Many publications will preview the Super Bowl. Some will look at stats, some will look at play diagrams, and some will look at more obscure factors. VICE Sports goes to the future and looks at how this year's Super Bowl winners got it done. So here's why the Atlanta Falcons won. (You can read about the alternate future timeline in which the New England Patriots win here.)
Atlanta was able to run on the Patriots like no other team
New England enjoyed sparkling run defense coming into the Super Bowl. They finished fourth in the regular season in run defense DVOA, a statistic that measures effectiveness on a play-by-play basis and adjusts for defenses. We all thought that their domination of the injured Le'Veon Bell and Pittsburgh in the AFC Championship game—20 carries for 54 yards—was a sign they were getting even better. It turns out that was just a one-week fluke.
Because Atlanta's unheralded offensive line, keyed by a strong performance at center by Browns refugee Alex Mack, mauled the Patriots at the point of attack, New England was never really able to get in comfortable down-and-distance situations on defense. This led to two problems. One, New England never found an answer for Atlanta's two-tight-end looks on second- or third-and-short, assuring a very high third-down conversion percentage.
Two, as the Patriots tried to seize control of the run game by getting closer to the line, Atlanta was able to isolate their play-action game on some of New England's weaker secondary defenders. Atlanta ran play-action more than any other team this year in the regular season, and New England's inability to stop the run made it as effective as ever on Sunday. Safety Patrick Chung got lost on a few play-action passes, only to see Austin Hooper run right by him for easy, huge gains.
The Patriots didn't do poorly against quarterback Matt Ryan, and gave him some different looks on third down to force a few three-and-outs. But without stopping the run, they couldn't really force him to make any tough throws. And that meant lots of Atlanta points.

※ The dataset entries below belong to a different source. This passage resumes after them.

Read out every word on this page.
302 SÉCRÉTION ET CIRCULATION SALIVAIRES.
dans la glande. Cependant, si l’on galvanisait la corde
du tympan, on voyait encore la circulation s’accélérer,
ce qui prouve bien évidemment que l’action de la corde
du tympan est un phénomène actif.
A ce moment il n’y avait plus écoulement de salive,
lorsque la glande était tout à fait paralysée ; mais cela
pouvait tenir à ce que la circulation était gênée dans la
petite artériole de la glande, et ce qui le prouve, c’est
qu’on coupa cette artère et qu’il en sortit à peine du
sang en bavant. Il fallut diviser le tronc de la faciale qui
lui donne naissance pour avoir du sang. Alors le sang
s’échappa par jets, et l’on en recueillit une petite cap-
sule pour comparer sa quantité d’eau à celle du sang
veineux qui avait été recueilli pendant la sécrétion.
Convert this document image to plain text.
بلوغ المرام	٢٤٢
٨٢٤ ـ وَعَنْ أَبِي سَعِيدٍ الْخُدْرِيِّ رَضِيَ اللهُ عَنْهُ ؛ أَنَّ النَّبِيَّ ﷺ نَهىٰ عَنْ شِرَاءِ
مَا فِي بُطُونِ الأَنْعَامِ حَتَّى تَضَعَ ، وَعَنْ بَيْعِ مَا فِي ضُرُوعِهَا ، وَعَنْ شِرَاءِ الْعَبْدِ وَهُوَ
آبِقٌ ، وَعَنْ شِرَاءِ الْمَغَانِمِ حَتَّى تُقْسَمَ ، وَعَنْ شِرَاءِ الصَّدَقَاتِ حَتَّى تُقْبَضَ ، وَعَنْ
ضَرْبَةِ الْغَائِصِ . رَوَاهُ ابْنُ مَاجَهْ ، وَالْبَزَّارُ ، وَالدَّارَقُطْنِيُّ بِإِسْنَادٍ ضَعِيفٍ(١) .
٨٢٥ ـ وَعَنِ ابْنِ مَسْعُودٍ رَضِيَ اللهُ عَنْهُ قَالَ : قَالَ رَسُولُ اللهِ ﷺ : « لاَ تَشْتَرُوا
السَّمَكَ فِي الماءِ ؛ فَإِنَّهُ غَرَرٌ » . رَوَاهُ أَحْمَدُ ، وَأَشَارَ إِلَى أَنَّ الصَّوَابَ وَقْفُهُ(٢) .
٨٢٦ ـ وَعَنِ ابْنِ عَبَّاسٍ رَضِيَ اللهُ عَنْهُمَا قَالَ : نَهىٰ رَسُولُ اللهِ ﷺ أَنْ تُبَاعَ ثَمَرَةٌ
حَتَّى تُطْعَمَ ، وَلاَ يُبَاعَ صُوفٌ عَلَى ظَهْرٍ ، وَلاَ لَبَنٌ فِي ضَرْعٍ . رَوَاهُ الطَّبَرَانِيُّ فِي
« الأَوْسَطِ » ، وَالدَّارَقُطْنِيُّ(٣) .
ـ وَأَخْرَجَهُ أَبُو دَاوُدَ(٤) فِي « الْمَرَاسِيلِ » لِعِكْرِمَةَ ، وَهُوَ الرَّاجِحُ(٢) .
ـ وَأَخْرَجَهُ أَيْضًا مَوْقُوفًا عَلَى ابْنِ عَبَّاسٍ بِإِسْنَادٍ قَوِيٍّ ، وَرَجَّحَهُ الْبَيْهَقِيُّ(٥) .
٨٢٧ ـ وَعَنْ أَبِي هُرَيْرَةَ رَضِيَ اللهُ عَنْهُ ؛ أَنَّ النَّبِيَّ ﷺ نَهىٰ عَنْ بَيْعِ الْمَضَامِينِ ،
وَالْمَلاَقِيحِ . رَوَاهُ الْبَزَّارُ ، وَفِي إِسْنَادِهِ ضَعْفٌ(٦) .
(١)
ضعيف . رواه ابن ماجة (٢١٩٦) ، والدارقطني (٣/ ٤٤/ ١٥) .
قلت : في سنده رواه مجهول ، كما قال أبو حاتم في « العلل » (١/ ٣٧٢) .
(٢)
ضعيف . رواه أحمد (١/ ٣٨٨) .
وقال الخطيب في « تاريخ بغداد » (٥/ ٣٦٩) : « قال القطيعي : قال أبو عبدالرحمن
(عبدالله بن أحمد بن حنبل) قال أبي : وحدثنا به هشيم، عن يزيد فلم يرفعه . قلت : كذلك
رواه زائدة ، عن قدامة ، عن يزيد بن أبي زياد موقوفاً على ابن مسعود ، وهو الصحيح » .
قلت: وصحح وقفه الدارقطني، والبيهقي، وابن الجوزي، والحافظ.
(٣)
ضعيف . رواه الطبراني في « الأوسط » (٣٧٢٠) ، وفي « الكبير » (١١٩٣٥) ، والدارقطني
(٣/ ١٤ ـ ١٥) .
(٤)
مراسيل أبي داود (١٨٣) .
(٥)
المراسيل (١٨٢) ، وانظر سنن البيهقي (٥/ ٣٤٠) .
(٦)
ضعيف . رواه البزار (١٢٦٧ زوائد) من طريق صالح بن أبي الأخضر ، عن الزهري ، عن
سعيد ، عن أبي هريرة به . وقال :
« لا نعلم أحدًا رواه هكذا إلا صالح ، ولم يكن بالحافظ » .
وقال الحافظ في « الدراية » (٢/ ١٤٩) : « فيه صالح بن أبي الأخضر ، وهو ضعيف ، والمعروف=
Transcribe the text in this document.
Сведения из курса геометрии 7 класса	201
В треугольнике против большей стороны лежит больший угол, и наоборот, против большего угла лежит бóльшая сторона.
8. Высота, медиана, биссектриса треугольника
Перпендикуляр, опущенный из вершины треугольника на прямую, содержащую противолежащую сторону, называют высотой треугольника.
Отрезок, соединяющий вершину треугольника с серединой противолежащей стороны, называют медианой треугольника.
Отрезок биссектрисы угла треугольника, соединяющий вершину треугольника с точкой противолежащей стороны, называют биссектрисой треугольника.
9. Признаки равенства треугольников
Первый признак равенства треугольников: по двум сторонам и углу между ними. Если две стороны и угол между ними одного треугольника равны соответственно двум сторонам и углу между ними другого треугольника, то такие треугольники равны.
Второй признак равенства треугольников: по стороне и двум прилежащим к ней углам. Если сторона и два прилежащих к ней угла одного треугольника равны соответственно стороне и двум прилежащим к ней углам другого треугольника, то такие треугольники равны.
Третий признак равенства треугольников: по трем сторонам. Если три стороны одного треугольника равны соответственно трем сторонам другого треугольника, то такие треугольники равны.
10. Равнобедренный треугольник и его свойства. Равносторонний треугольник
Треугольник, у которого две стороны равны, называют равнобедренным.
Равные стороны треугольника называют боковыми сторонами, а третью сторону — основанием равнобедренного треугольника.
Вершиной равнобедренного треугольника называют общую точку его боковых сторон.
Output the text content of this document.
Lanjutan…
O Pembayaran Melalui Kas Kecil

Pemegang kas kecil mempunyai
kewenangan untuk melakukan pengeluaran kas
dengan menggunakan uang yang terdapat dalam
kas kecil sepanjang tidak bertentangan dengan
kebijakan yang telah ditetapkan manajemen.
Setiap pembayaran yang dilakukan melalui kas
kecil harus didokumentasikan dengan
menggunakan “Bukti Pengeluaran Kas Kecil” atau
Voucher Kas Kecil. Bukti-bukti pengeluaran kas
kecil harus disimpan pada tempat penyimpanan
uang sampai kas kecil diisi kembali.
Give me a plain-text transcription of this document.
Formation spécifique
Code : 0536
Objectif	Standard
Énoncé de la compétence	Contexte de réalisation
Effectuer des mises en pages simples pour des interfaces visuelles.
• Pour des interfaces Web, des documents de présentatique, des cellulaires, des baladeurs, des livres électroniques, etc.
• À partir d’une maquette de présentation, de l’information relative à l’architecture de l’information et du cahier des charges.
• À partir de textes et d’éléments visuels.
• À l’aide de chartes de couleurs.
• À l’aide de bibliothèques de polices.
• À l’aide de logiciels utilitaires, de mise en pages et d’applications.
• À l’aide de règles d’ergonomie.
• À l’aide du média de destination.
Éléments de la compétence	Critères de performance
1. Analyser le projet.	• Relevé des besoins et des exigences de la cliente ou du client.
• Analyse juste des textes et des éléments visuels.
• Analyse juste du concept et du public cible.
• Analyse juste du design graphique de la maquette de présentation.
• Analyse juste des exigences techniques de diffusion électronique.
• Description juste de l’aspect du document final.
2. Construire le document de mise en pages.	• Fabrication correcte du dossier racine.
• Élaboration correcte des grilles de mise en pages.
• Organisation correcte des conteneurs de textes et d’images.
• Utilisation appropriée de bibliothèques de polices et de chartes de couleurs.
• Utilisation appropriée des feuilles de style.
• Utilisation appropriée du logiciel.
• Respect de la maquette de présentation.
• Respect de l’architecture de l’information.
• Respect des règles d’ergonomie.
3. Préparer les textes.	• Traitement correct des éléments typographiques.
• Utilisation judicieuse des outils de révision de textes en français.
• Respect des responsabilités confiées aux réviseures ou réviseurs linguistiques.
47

Nobody was able to contain Vic Beasley
The Patriots have a great offensive line, and Atlanta's pass rush had been more middling than great this year. The Falcons ranked 24th in Adjusted Sack Rate. Nevertheless, a huge game out of star edge rusher Vic Beasley wrecked New England's timing.
Beasley finished the regular season with a league-leading 15.5 sacks, but his sacks came in spurts, with 10.5 taking place in just four regular-season games. Against the Patriots, Beasley was able to pressure Tom Brady early and often, forcing miscues and underthrown balls.
Because of the adjustments the Patriots made to stop Beasley, the less-talented Atlanta front line was able to find one-on-one matchups it could win. Jonathan Babineaux was able to shoot some gaps late in the game. They were able to get pressure up the gut on blitzes and force Brady to ask his mediocre receiving corps to make plays.
With Rob Gronkowski out, the Patriots had a good passing attack, not a great one. Forcing receivers to make contested catches and not giving them easy yardage was a big reason why Atlanta was able to hold New England to field goal attempts in their red zone visits.
The Falcons defense played fundamental football
There's no real way to stop Brady forever, of course. He's going to make some amazing plays and get his. It comes with the territory when you're facing a star quarterback. Atlanta's defensive blueprint is much like Seattle's, which plays a lot of zone coverage and relies on team speed to catch up to ball carriers and receivers.
However, only six teams finished with more broken tackles on defense than the Falcons, per Sports Info Solutions' charting. This team is fast, but it is not particularly good at tackling. Even the defensive line has had issues with it this year, and those kinds of errors can keep a good offensive drive alive. The best way to get big plays against Atlanta in the regular season was simply to find slot corner Brian Poole and first-round safety Keanu Neal, then try to match a shifty player up against them to gain some missed-tackle yardage.
The Patriots, on the other hand, forced the fifth-most broken tackles among offenses. LeGarrette Blount alone was good for 48 of them, per Sports Info Solutions. Combine Blount with that defensive front for the Falcons, and you can see why this was a cause for concern coming into the game.
But the Falcons were able to play smart, assignment-sound football. They didn't create many big plays, but they were able to make the Patriots march slowly. In a game with lots of offense, that was enough to make a difference, and that's how the Atlanta Falcons pulled off the franchise's first Super Bowl win.